SEC11A-R11L and ULK1-S248L induce more efficient NRT responses than WT epitopes in HLA-A2.1/K^b-Tg mice. (a) Splenocytes of mice (n= 5) vaccinated with mutated peptides were tested by ELISPOT for the recognition of mutated peptides compared to the recognition of the corresponding WT sequences. Data are presented as mean ± standard deviation (SD) of three independent experiments. **p< .01 compared with IFN-γ production by splenocytes stimulated without peptide or with VSV-NP_43-69 (b, c, and d). Splenocytes from HLA-A2.1/K^b-Tg mice immunized with mutated peptides were restimulated in vitro with the same mutated peptide for 7 days. Ex vivo cytotoxicity against corresponding mutated peptide-pulsed T2 cells and minigene-nucleofected SW480 cells were examined by CCK8 kit assays at the indicated E:T ratio.
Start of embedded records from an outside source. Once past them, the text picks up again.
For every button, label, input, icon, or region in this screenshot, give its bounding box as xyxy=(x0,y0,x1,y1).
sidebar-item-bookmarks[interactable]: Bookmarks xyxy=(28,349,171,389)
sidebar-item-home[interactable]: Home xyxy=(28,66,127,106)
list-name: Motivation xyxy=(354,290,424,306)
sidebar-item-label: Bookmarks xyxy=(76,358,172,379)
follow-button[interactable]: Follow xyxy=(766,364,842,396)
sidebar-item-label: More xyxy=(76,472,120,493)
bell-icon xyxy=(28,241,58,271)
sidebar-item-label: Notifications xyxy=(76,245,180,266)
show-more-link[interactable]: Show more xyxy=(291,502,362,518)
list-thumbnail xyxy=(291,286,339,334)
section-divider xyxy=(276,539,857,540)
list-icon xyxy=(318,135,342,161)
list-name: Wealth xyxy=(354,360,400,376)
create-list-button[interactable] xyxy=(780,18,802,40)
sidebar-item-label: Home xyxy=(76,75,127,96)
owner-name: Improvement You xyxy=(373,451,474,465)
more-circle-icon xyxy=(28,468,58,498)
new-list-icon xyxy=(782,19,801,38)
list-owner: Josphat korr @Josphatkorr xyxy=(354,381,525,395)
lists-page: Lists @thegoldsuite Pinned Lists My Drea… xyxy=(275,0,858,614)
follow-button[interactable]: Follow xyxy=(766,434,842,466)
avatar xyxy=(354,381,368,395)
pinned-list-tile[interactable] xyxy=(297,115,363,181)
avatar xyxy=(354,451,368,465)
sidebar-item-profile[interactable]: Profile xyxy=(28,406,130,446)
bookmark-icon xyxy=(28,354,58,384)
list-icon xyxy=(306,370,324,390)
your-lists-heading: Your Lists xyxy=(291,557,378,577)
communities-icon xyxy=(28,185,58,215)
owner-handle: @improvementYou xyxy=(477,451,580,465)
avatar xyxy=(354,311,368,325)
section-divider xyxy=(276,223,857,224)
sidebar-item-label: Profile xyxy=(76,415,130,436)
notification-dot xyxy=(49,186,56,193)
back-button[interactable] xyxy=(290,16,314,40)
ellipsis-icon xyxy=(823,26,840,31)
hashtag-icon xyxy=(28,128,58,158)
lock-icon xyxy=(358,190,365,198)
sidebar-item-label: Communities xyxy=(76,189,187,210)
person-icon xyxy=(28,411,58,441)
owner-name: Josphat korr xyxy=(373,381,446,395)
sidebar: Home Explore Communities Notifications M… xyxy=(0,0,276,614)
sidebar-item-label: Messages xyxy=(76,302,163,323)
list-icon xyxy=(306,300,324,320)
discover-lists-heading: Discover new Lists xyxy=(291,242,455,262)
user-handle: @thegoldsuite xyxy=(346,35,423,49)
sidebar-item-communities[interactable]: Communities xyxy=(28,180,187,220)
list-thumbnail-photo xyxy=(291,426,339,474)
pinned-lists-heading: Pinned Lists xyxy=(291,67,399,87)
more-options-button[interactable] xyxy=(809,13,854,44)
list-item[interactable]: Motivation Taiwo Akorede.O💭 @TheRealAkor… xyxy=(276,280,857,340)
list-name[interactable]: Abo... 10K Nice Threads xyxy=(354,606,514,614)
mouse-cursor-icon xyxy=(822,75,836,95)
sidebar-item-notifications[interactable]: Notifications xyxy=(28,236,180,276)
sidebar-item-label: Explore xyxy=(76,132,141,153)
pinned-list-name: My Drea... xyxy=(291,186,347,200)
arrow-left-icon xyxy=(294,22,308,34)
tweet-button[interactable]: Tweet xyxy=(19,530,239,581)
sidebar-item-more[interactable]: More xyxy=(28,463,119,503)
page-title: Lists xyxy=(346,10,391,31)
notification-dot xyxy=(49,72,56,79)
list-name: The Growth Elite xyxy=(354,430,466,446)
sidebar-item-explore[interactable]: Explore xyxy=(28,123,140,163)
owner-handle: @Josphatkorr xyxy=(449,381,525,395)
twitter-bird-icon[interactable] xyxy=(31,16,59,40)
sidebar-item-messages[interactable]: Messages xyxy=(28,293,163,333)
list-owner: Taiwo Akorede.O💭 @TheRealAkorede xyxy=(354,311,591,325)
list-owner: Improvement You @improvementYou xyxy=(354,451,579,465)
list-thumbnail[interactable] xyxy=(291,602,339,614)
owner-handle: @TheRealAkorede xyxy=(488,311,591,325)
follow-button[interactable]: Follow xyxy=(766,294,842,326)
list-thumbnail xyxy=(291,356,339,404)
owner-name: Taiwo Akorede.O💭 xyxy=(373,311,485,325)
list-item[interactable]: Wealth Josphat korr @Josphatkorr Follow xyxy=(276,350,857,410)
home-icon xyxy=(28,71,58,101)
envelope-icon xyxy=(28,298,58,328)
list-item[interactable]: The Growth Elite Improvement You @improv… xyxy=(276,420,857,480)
VSV-NP_43-69-pulsed T2 cells, T2 cells alone, and SW480 cells alone were used as controls. Data are presented as the mean ± S.E.M. of three independent experiments. **p< .01. E:T, effector:target; SFC, spot-forming cell.

Figure 5.

Adoptive immunotherapy of minigene-nucleofected SW480 tumor-bearing nude mice. Small gene-nuclear transfected SW480 tumor cells (5 × 10⁶ cells/mouse) were injected into the flanks of C57BL/6^nu/nu mice, and 3 days later, HLA-matched immunization with SEC11A-R11L and ULK1-S248L was performed. Splenocytes (1 × 10⁸ cells/mouse) from HLA-A2.1/K^b-Tg mice were prepared as described in the materials and methods. The control group received only IL-2 or did not receive any treatment. (a) Tumor growth was observed every 3 days and recorded as the mean tumor size (mm²). (b) Mouse survival after tumor inoculation was monitored (n= 10 mice per group).